Recollections of Pine Banks Park:

This park on the border of Malden and Melrose in Massachussetts is located in a very hilly area. It has a beautiful path that ascends up onto the rocks from whose ledges you can look down not only at the lake below it ut also at the playground behind the lake.

Near the lake, there are tree groves with wooden tables and grills. People reserve them in the summertime when they want to have either a picnic or a barbecue in the park.

The park definitely has a feel of being a nature reserve; you can hardly hear the hum of traffic and the slight buzz noise of whirring by on Main Street is obscured by the chirping of summer time crickets and the rustling of the leaves. Not to mention the ever-cheerful summersaults of squirrels springing from one tree to another. Incidentally, the park has lots of fir trees and a wonderful musty smell emanates from them.

But the best thing about the park is what it no longer has. The park used to have a zoo; I personally remember feeding those goats that smelled like socks that were worn for three days. Feisty creatures they were too. They reached right through the cage bars and licked the leaves right off your hands so that you could feel their moist tongue right on your fingers. That personally scared me; I used to think they would bite me.

But I guess due to budget problems the pets have gone and that's a genuine shame. The thing about feeding animals is that kids can do it for hours without getting bored.

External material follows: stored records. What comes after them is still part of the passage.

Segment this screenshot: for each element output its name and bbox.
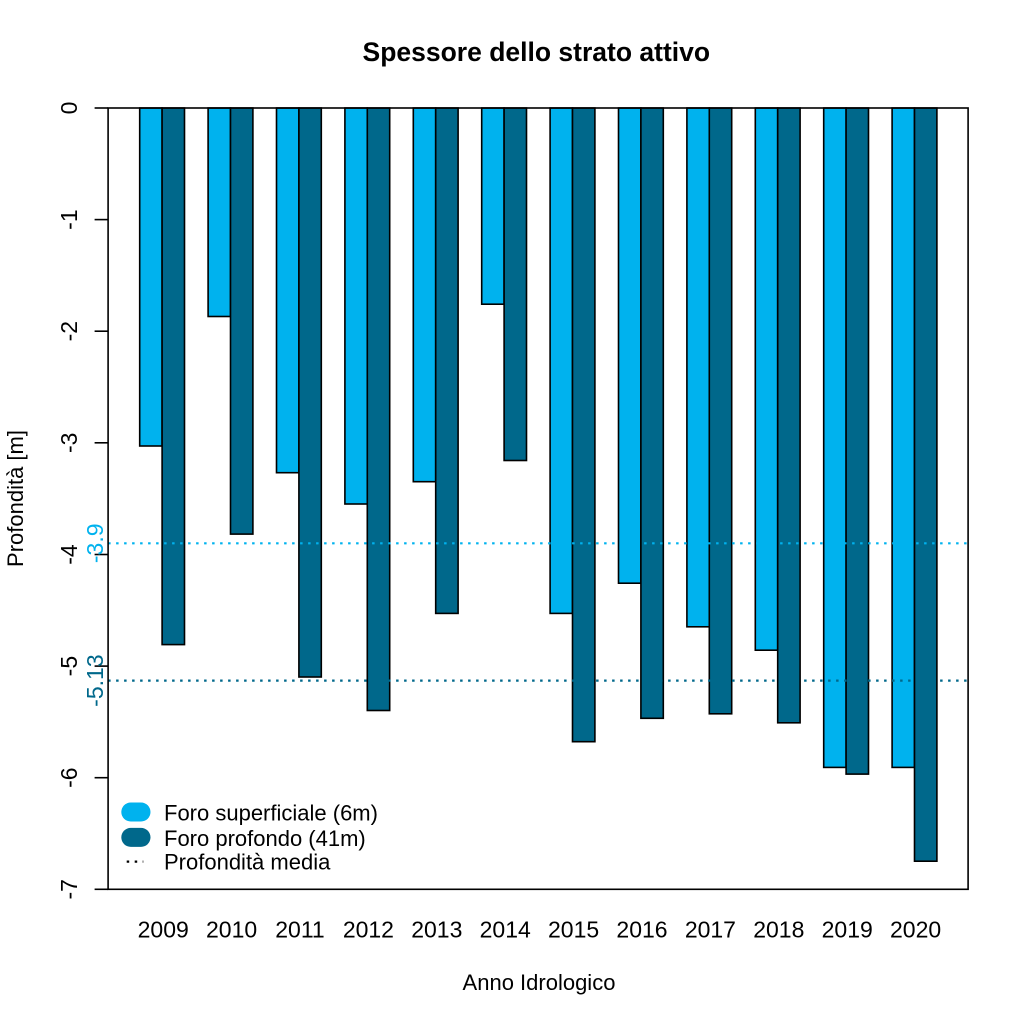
- svg-text:-3.9: -3.9: [82, 523, 108, 563]
- svg-text:2011: 2011: [275, 916, 324, 942]
- svg-text:0: 0: [56, 102, 82, 115]
- svg-text:Spessore dello strato attivo: Spessore dello strato attivo: [363, 37, 711, 67]
- svg-text:-4: -4: [56, 544, 82, 565]
- svg-text:Anno Idrologico: Anno Idrologico: [463, 970, 616, 995]
- svg-text:Foro profondo (41m): Foro profondo (41m): [164, 826, 366, 851]
- svg-text:-2: -2: [56, 321, 82, 341]
- svg-text:-5: -5: [56, 656, 82, 676]
- svg-text:2020: 2020: [890, 916, 941, 942]
- svg-text:Profondità [m]: Profondità [m]: [3, 430, 28, 567]
- svg-text:Profondità media: Profondità media: [164, 850, 331, 875]
- svg-text:2014: 2014: [480, 916, 531, 942]
- svg-text:2010: 2010: [206, 916, 257, 942]
- svg-text:-3: -3: [56, 433, 82, 453]
- svg-text:2012: 2012: [343, 916, 394, 942]
- svg-text:-5.13: -5.13: [82, 654, 108, 706]
- svg-text:-6: -6: [56, 767, 82, 787]
- svg-text:-1: -1: [56, 209, 82, 229]
- svg-text:2016: 2016: [616, 916, 667, 942]
- svg-text:2017: 2017: [685, 916, 736, 942]
- svg-text:-7: -7: [56, 879, 82, 899]
- svg-text:2019: 2019: [822, 916, 873, 942]
- svg-text:2018: 2018: [753, 916, 804, 942]
- svg-text:Foro superficiale (6m): Foro superficiale (6m): [164, 801, 378, 826]
- svg-text:2009: 2009: [138, 916, 189, 942]
- svg-text:2013: 2013: [411, 916, 462, 942]
- svg-text:2015: 2015: [548, 916, 599, 942]
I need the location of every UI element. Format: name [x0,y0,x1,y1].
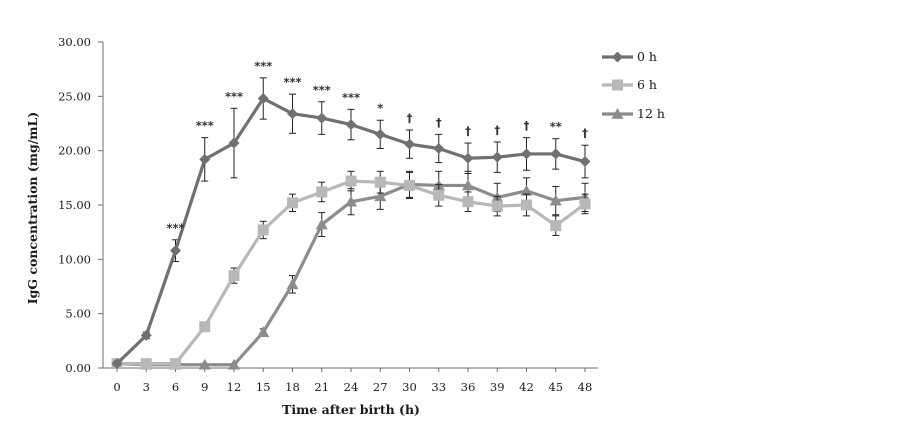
legend-label-12h: 12 h [637,106,665,121]
data-point-6h [257,224,269,236]
significance-marker: *** [196,119,214,133]
data-point-6h [550,220,562,232]
y-tick-label: 25.00 [58,89,91,103]
significance-marker: *** [225,89,243,103]
x-tick-label: 0 [113,380,120,394]
data-point-0h [579,156,591,168]
x-tick-label: 48 [578,380,593,394]
significance-marker: *** [342,90,360,104]
data-point-6h [199,321,211,333]
data-point-6h [491,200,503,212]
y-tick-label: 0.00 [65,361,91,375]
data-point-12h [520,184,533,196]
data-point-12h [286,278,299,290]
x-tick-label: 30 [402,380,417,394]
data-point-12h [345,195,357,207]
significance-marker: * [377,101,383,115]
data-point-0h [228,137,240,149]
x-tick-label: 36 [461,380,476,394]
y-tick-label: 20.00 [58,144,91,158]
data-point-6h [374,176,386,188]
x-tick-label: 45 [548,380,563,394]
x-tick-label: 12 [227,380,242,394]
x-tick-label: 39 [490,380,505,394]
data-point-6h [316,186,328,198]
significance-marker: † [494,123,500,137]
data-point-6h [345,175,357,187]
data-point-6h [404,179,415,191]
y-tick-label: 10.00 [58,252,91,266]
legend-marker-6h [612,79,623,91]
y-tick-label: 15.00 [58,198,91,212]
data-point-0h [199,153,211,165]
data-point-0h [111,358,123,370]
data-point-0h [345,119,357,131]
x-tick-label: 24 [344,380,359,394]
data-point-6h [140,358,152,370]
legend-label-0h: 0 h [637,49,657,64]
legend-label-6h: 6 h [637,77,657,92]
x-tick-label: 21 [314,380,329,394]
data-point-0h [433,142,445,154]
data-point-0h [170,245,181,257]
data-point-12h [198,358,211,370]
data-point-12h [228,358,240,370]
x-tick-label: 18 [285,380,300,394]
data-point-12h [257,326,270,337]
y-axis-title: IgG concentration (mg/mL) [25,112,40,304]
x-tick-label: 27 [373,380,388,394]
data-point-6h [287,197,298,209]
significance-marker: ** [550,120,562,134]
data-point-0h [462,152,474,164]
significance-marker: † [436,115,442,129]
data-point-0h [521,148,532,160]
data-point-0h [287,108,298,120]
data-point-6h [462,196,474,208]
data-point-0h [140,329,152,341]
data-point-6h [170,358,181,370]
data-point-0h [316,112,328,124]
significance-marker: † [407,111,413,125]
x-axis-title: Time after birth (h) [282,402,420,417]
significance-marker: *** [283,75,301,89]
legend-marker-12h [611,108,624,119]
legend-marker-0h [612,51,623,63]
data-point-0h [491,151,503,163]
data-point-6h [433,189,445,201]
data-point-12h [315,218,328,230]
significance-marker: † [524,119,530,133]
x-tick-label: 3 [143,380,150,394]
x-tick-label: 15 [256,380,271,394]
significance-marker: † [465,124,471,138]
data-point-0h [404,138,415,150]
significance-marker: *** [313,83,331,97]
data-point-0h [550,148,562,160]
x-tick-label: 6 [172,380,179,394]
significance-marker: *** [166,221,184,235]
x-tick-label: 9 [201,380,208,394]
data-point-0h [257,93,269,105]
significance-marker: † [582,126,588,140]
significance-marker: *** [254,59,272,73]
data-point-6h [521,199,532,211]
data-point-12h [549,194,562,206]
y-tick-label: 5.00 [65,307,91,321]
x-tick-label: 42 [519,380,534,394]
y-tick-label: 30.00 [58,35,91,49]
x-tick-label: 33 [431,380,446,394]
data-point-6h [579,198,591,210]
data-point-12h [374,190,387,202]
data-point-6h [228,270,240,282]
data-point-12h [462,179,474,191]
data-point-0h [374,128,386,140]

Adults probably won't get excited about having their hands licked by smelly creatures who always show up for bits of food brought to their cage. Now that I think about it, I wonder why those goats were so hungry that they had to eat whatever grass and leaves I brought them, time after time, without ever thinking to themselves "Hey maybe I had my fill." But on the other hand, maybe they weren't showing up for the food after all (is grass even mildly nutritional?) Maybe they were curious about those strange creatures on the other side of the cage who kept bringing them things; maybe they even liked those creatures enough to respond to them time after time.